Do groups, rings and fields have practical applications in CS? If so, what are some?

If every second or so your computer’s memory were wiped completely clean, except for the input data; the clock; a static, unchanging program; and a counter that could only be set to 1, 2, 3, 4, or 5, it would still be possible (given enough time) to carry out an arbitrarily long computation — just as if the memory weren’t being wiped clean each second. This is almost certainly not true if the counter could only be set to 1, 2, 3, or 4. The reason 5 is special here is pretty much the same reason it’s special in Galois’ proof of the unsolvability of the quintic equation.

-Scott Aaronson


Groups and fields, primarily finite ones, are used extensively in coding theory. Many of the results in number theory that give rise to important encryption systems (e.g., RSA) can actually be seen to be results in group theory. If you include applications outside of computer science it would really be hard to exaggerate on the importance of group theory. Groups are literally everywhere. The theory of group representations for instance is useful in chemistry (particularly in crystallography).
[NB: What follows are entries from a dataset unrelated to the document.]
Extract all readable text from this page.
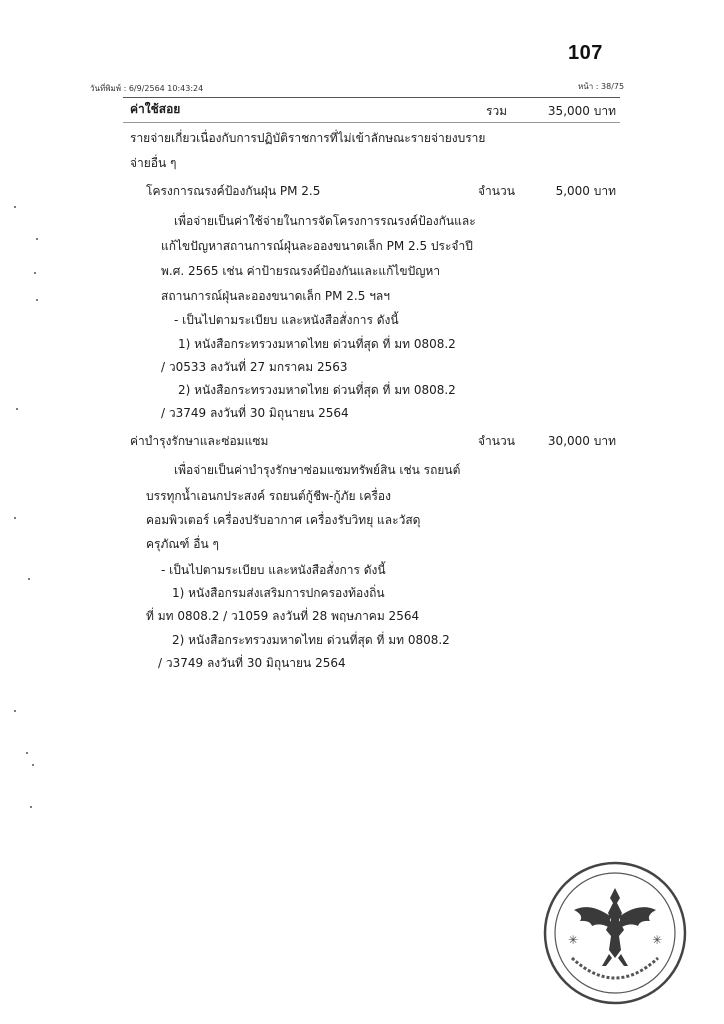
107
วันที่พิมพ์ : 6/9/2564 10:43:24	หน้า : 38/75
ค่าใช้สอย	รวม	35,000 บาท
รายจ่ายเกี่ยวเนื่องกับการปฏิบัติราชการที่ไม่เข้าลักษณะรายจ่ายงบราย
จ่ายอื่น ๆ
โครงการณรงค์ป้องกันฝุ่น PM 2.5	จำนวน	5,000 บาท
เพื่อจ่ายเป็นค่าใช้จ่ายในการจัดโครงการรณรงค์ป้องกันและ
แก้ไขปัญหาสถานการณ์ฝุ่นละอองขนาดเล็ก PM 2.5 ประจำปี
พ.ศ. 2565 เช่น ค่าป้ายรณรงค์ป้องกันและแก้ไขปัญหา
สถานการณ์ฝุ่นละอองขนาดเล็ก PM 2.5 ฯลฯ
- เป็นไปตามระเบียบ และหนังสือสั่งการ ดังนี้
1) หนังสือกระทรวงมหาดไทย ด่วนที่สุด ที่ มท 0808.2
/ ว0533 ลงวันที่ 27 มกราคม 2563
2) หนังสือกระทรวงมหาดไทย ด่วนที่สุด ที่ มท 0808.2
/ ว3749 ลงวันที่ 30 มิถุนายน 2564
ค่าบำรุงรักษาและซ่อมแซม	จำนวน	30,000 บาท
เพื่อจ่ายเป็นค่าบำรุงรักษาซ่อมแซมทรัพย์สิน เช่น รถยนต์
บรรทุกน้ำเอนกประสงค์ รถยนต์กู้ชีพ-กู้ภัย เครื่อง
คอมพิวเตอร์ เครื่องปรับอากาศ เครื่องรับวิทยุ และวัสดุ
ครุภัณฑ์ อื่น ๆ
- เป็นไปตามระเบียบ และหนังสือสั่งการ ดังนี้
1) หนังสือกรมส่งเสริมการปกครองท้องถิ่น
ที่ มท 0808.2 / ว1059 ลงวันที่ 28 พฤษภาคม 2564
2) หนังสือกระทรวงมหาดไทย ด่วนที่สุด ที่ มท 0808.2
/ ว3749 ลงวันที่ 30 มิถุนายน 2564
✳	✳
The reason for the importance of groups is that they model symmetry and for fields, at least for coding theory and cryptography, is that they codify very intricate combinatorics.

So, in computer science, whenever you watch a video online, make a phone-call, purchase something over the internet, compress a file, send an email, or communicate with the Mars Rover lots of groups and fields are being used behind the scenes.
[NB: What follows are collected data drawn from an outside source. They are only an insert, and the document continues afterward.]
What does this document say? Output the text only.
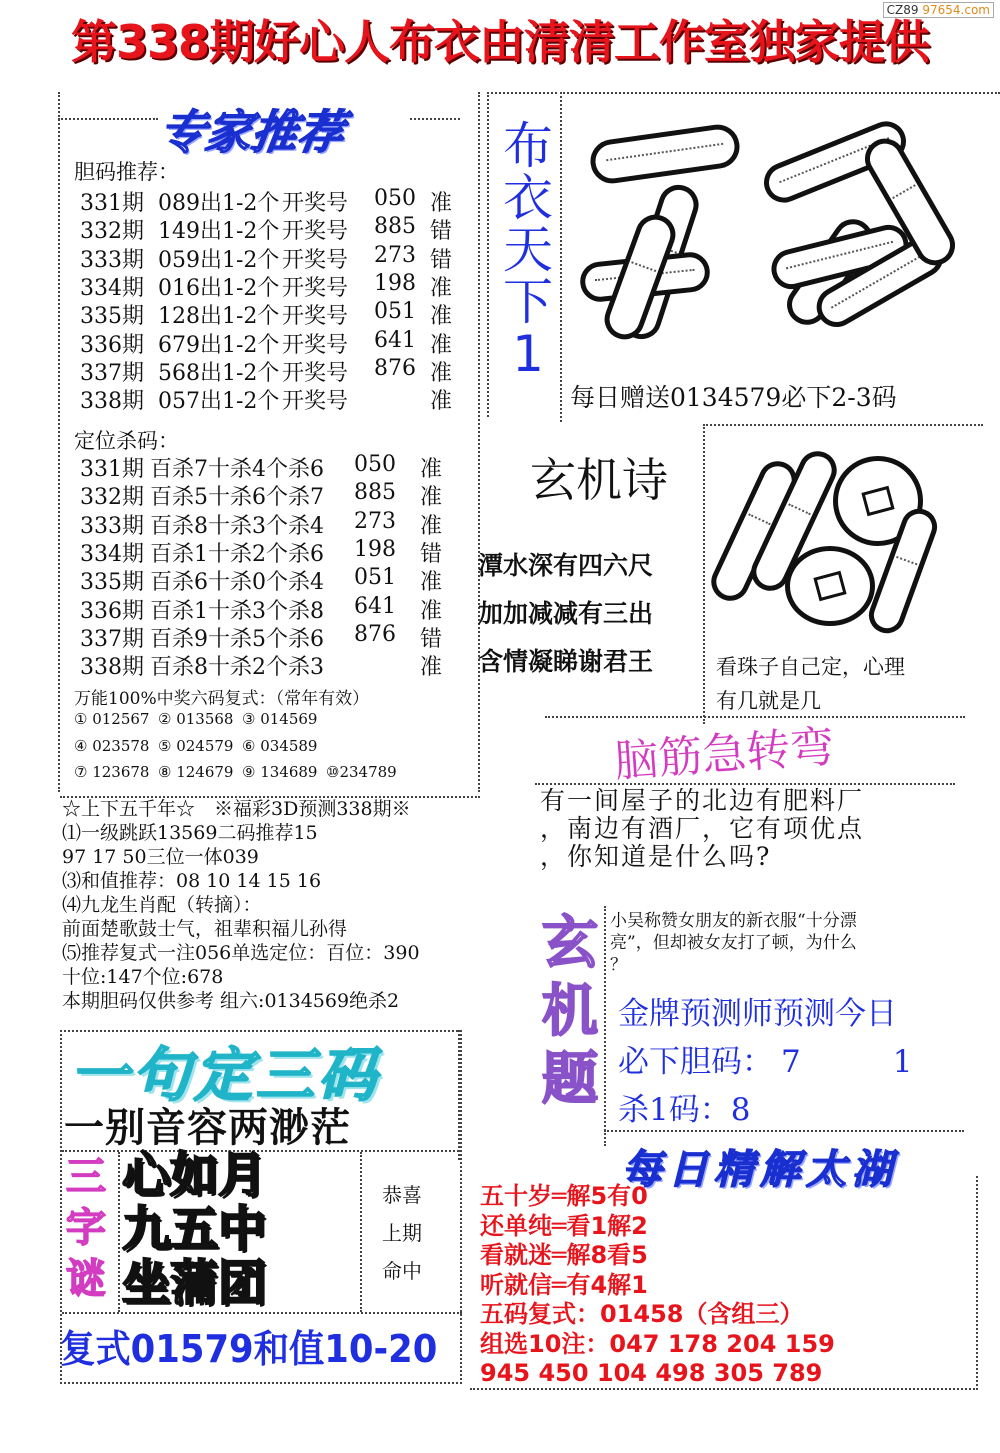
第338期好心人布衣由清清工作室独家提供
CZ89 97654.com
专家推荐
胆码推荐：
331期 089出1-2个 开奖号 050 准
332期 149出1-2个 开奖号 885 错
333期 059出1-2个 开奖号 273 错
334期 016出1-2个 开奖号 198 准
335期 128出1-2个 开奖号 051 准
336期 679出1-2个 开奖号 641 准
337期 568出1-2个 开奖号 876 准
338期 057出1-2个 开奖号	准
定位杀码：
331期 百杀7十杀4个杀6 050 准
332期 百杀5十杀6个杀7 885 准
333期 百杀8十杀3个杀4 273 准
334期 百杀1十杀2个杀6 198 错
335期 百杀6十杀0个杀4 051 准
336期 百杀1十杀3个杀8 641 准
337期 百杀9十杀5个杀6 876 错
338期 百杀8十杀2个杀3	准
万能100%中奖六码复式：（常年有效）
① 012567 ② 013568 ③ 014569
④ 023578 ⑤ 024579 ⑥ 034589
⑦ 123678 ⑧ 124679 ⑨ 134689 ⑩234789
☆上下五千年☆　※福彩3D预测338期※
⑴一级跳跃13569二码推荐15
97 17 50三位一体039
⑶和值推荐：08 10 14 15 16
⑷九龙生肖配（转摘）：
前面楚歌鼓士气，祖辈积福儿孙得
⑸推荐复式一注056单选定位：百位：390
十位:147个位:678
本期胆码仅供参考 组六:0134569绝杀2
一句定三码
一别音容两渺茫
三
字
谜
心如月
九五中
坐蒲团
恭喜
上期
命中
复式01579和值10-20
布
衣
天
下
1
每日赠送0134579必下2-3码
玄机诗
潭水深有四六尺
加加减减有三出
含情凝睇谢君王	看珠子自己定，心理
有几就是几
脑筋急转弯
有一间屋子的北边有肥料厂
，南边有酒厂，它有项优点
，你知道是什么吗?
玄
机
题
小吴称赞女朋友的新衣服“十分漂
亮”，但却被女友打了顿，为什么
？
金牌预测师预测今日
必下胆码： 7	1
杀1码：8
每日精解太湖
五十岁═解5有0
还单纯═看1解2
看就迷═解8看5
听就信═有4解1
五码复式：01458（含组三）
组选10注：047 178 204 159
945 450 104 498 305 789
Saying my bit and it's too long to fit into a comment. I apologize in advance about being a bit chatty. Well, this is a soft question, so the answer is gonna be soft as well.

Several posters have emphasized some technological applications of abstract algebra. From the point of view of algebraists these are fine answers (surprisingly generously upvoted actually - may be the hearts of practitioners of abstract algebra warm up to these). You will get different answers, if you ask a different group of people. Some might refer to how algebraic structures give the playground to problems central to study of complexity classes of algorithms. I dunno?

I describe two discussions I have had that I think are relevant to this question.

I once chatted with a professor in computer science. I suggested that may be I should supplement our linear algebra lecture notes with a chapter on how orthogonal coordinate transformations (rotations and such) are applied in 3D-graphics. I had found out that homework problems related to this theme motivated some of my students. His reply was that it is not clear cut. Most of the programmers that the university spews out will end up working with teams. His point was that it is unnecessary for ALL the programmers to know about groups of rotations, because only a small subset of the team would work on the 3D-graphics engine - if any at all. In DOS-era with homegrown code it was enough for SOME of the programmers in the team to know this inside out. But nowadays a lot of the hard work has been "outsourced" via a standard interface to the manufacturer of the graphics card (so I was told). True, SOME OTHER programmers still need to know enough to use that interface to good effect.

I am thinking that the same principles apply elsewhere. It is not at all necessary for most of the programmers to know about finite fields even if they are working in a team building apps on top of a layer of error-correcting-codes and/or cryptographic modules/protocols. Yes, these are fascinating applications of algebra, but even for those guys an in-depth understanding of the algebra involved is not a high priority.

However, when you are creating something new, it is clearly good to have people in your team, who have a deeper understanding of the underlying principles. And "deep" means something else than what it means to the readers of this question. This is a pons asinorum to the other discussion I recall. During my short stint in telcomm industry I met this guy from Nokia-Siemens Networks. I was told that he is the top patent inventor of the team from the Siemens side. I also recognized him as one of the guys who competed at IMO for West Germany at the same time I represented Finland. A modest dude who explained the recipe of his success as "Oh, most of my inventions are trivial applications of modular arithmetic - programmers and engineers don't understand it." I will testify that his last sentence is true. They learn about the binary mod and various rules around it, but they don't learn the bidirectional power of congruences, and don't learn to think in terms of the residue class rings - it's all remainders of divisions of integers to them. So, by being at the right place at the right time, you can dine out simply because you can work swiftly with periodically repeating discrete structures and patterns.

Again, something that not all the CS majors need to know, but "in the land of blind people one-eyed man is the king". <- Sorry, I just couldn't resist. The upshot here is that we don't know what kind of an eye will become useful.

So the reason to learn a bit about abstract algebra is not its usefulness in any given set of applications. I guess (I truly don't think I am the right guy to say this) it is more a question about having more tools to bring order to the chaos surrounding the (currently unknown) programming tasks that lie in your future.